The ‘str’ function describes the structure of the data. We need to change/convert most of the features.
#Change values to 0 and 1
#Sex
train_data$Sex<-ifelse(train_data$Sex=="M",1,0)
eval_data$Sex<-ifelse(eval_data$Sex=="M", 1, 0)
#ExerciseAngina
train_data$ExerciseAngina <- ifelse(train_data$ExerciseAngina == "Y", 1,0)
eval_data$ExerciseAngina <- ifelse(eval_data$ExerciseAngina == "Y", 1, 0)
#ChestPainType: Change typical angina (TA) to 0, atypical angina (ATA)
#to 1, non-angina pain(NAP) to 2, asymptomatic(ASY) to 3.
train_data$ChestPainType = factor(train_data$ChestPainType, levels = c('TA','ATA','NAP','ASY'),
labels = c('0','1','2','3'))
eval_data$ChestPainType = factor(eval_data$ChestPainType, levels = c('TA','ATA','NAP','ASY'),
labels = c('0','1','2','3'))
#RestingECG: 0 for Normal, 1 for ST, and 2 for LVH
train_data$RestingECG = factor(train_data$RestingECG, levels = c('Normal','ST','LVH'),
labels = c('0','1','2'))
#ST_Slope: 0 for UP, 1 for FLAT, and 2 for DOWN
train_data$ST_Slope = factor(train_data$ST_Slope, levels = c('Up','Flat','Down'),
labels = c('0','1','2'))
eval_data$RestingECG = factor(eval_data$RestingECG, levels = c('Normal','ST','LVH'),
labels = c('0','1','2'))
#ST_Slope: 0 for UP, 1 for FLAT, and 2 for DOWN
eval_data$ST_Slope = factor(eval_data$ST_Slope, levels = c('Up','Flat','Down'),
labels = c('0','1','2'))
#Convert columns to factor
train_data$Sex <- as.factor(train_data$Sex)
train_data$ExerciseAngina <- as.factor(train_data$ExerciseAngina)
train_data$FastingBS <- as.factor(train_data$FastingBS)
train_data$HeartDisease <- as.factor(train_data$HeartDisease)
#Convert columns to num
train_data$RestingBP <- as.numeric(train_data$RestingBP)
train_data$Age <- as.numeric(train_data$Age)
train_data$Cholesterol <- as.numeric(train_data$Cholesterol)
train_data$MaxHR <- as.numeric(train_data$MaxHR)
#eval
#Convert columns to factor
eval_data$Sex <- as.factor(eval_data$Sex)
eval_data$ExerciseAngina <- as.factor(eval_data$ExerciseAngina)
eval_data$FastingBS <- as.factor(eval_data$FastingBS)
eval_data$HeartDisease <- as.factor(eval_data$HeartDisease)
#Convert columns to num
eval_data$RestingBP <- as.numeric(eval_data$RestingBP)

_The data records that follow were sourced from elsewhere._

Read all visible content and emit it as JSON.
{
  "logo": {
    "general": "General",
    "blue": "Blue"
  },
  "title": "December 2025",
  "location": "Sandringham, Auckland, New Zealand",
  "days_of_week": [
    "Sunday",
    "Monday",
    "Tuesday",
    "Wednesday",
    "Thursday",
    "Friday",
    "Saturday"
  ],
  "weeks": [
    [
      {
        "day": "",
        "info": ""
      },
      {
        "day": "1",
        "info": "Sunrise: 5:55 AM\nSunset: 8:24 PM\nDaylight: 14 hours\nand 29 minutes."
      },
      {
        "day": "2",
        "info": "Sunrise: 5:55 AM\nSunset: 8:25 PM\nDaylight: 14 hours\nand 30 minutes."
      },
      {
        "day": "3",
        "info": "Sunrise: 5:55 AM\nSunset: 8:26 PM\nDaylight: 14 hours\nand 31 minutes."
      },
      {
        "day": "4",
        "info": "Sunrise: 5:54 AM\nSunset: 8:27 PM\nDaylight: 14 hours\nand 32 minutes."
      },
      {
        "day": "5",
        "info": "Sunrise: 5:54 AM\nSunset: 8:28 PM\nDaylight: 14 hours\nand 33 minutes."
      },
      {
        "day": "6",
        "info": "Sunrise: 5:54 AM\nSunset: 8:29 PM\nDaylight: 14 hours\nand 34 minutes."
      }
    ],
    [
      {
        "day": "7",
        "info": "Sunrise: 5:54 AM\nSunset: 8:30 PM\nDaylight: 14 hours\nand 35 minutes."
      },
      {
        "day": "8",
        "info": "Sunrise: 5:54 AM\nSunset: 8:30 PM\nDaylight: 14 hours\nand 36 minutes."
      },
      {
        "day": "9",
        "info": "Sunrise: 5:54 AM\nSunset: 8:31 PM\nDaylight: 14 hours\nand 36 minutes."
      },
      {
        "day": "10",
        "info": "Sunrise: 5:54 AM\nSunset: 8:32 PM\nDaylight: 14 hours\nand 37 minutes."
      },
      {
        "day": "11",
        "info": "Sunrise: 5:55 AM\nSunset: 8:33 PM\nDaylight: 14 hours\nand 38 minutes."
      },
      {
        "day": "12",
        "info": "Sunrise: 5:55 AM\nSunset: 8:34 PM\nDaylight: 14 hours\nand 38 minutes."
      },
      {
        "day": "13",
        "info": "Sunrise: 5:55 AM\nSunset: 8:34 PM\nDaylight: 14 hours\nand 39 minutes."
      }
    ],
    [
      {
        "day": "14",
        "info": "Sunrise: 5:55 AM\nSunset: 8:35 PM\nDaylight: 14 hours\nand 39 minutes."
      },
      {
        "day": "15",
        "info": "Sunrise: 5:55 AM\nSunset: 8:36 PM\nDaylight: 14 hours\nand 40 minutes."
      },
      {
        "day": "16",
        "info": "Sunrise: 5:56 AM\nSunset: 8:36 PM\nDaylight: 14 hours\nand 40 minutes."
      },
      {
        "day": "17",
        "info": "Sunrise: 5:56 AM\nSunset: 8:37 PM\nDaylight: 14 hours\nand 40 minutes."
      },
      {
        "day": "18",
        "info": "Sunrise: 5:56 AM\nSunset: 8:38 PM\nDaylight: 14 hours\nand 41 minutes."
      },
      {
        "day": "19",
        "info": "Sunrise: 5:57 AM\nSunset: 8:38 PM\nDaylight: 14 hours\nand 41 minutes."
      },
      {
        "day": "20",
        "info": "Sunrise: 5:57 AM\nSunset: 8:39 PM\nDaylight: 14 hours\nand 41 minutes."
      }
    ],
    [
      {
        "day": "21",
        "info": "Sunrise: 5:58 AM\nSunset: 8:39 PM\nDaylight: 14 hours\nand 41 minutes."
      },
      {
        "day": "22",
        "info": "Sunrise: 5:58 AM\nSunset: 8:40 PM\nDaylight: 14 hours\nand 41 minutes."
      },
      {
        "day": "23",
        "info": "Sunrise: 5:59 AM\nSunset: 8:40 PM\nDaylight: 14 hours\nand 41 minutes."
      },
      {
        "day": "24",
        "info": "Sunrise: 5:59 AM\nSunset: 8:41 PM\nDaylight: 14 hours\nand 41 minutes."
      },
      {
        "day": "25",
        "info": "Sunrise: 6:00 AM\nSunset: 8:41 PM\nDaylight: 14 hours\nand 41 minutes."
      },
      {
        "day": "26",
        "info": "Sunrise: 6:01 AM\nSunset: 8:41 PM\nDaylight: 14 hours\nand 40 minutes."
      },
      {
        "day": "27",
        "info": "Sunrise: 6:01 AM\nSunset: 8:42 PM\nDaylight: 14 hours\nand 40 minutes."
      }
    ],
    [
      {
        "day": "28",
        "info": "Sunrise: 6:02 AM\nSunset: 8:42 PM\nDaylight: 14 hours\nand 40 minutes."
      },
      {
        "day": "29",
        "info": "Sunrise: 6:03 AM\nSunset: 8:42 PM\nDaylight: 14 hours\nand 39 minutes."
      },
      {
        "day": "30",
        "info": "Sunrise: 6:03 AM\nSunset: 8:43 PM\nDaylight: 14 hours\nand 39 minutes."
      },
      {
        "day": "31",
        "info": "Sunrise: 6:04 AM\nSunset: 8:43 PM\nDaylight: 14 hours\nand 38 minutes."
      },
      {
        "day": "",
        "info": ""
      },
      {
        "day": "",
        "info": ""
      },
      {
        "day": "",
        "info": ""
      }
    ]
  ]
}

eval_data$Age <- as.numeric(eval_data$Age)
eval_data$Cholesterol <- as.numeric(eval_data$Cholesterol)
eval_data$MaxHR <- as.numeric(eval_data$MaxHR)
Next we will be looking at how many data points do we have where the client has or does not have heart disease. We would like to make sure that the dataset is has a balance of people with and without heart disease in order to create an accurate model.
train_data %>%
count(HeartDisease)
## HeartDisease n
## 1 0 290
## 2 1 353
As we can see from the result the dataset is also balanced as we have 410 datapoints which dont have heart disease and 508 data points with heart disease. While the dataset might seem balanced on the surface when we look further we will see that the dataset is not balanced based on gender
xtabs(~ HeartDisease + Sex, data= train_data)
## Sex
## HeartDisease 0 1
## 0 104 186
## 1 38 315
There are 50 females out of 193 who have diagnosed with heart disease and 458 males out of 725 were diagnosed with heart disease.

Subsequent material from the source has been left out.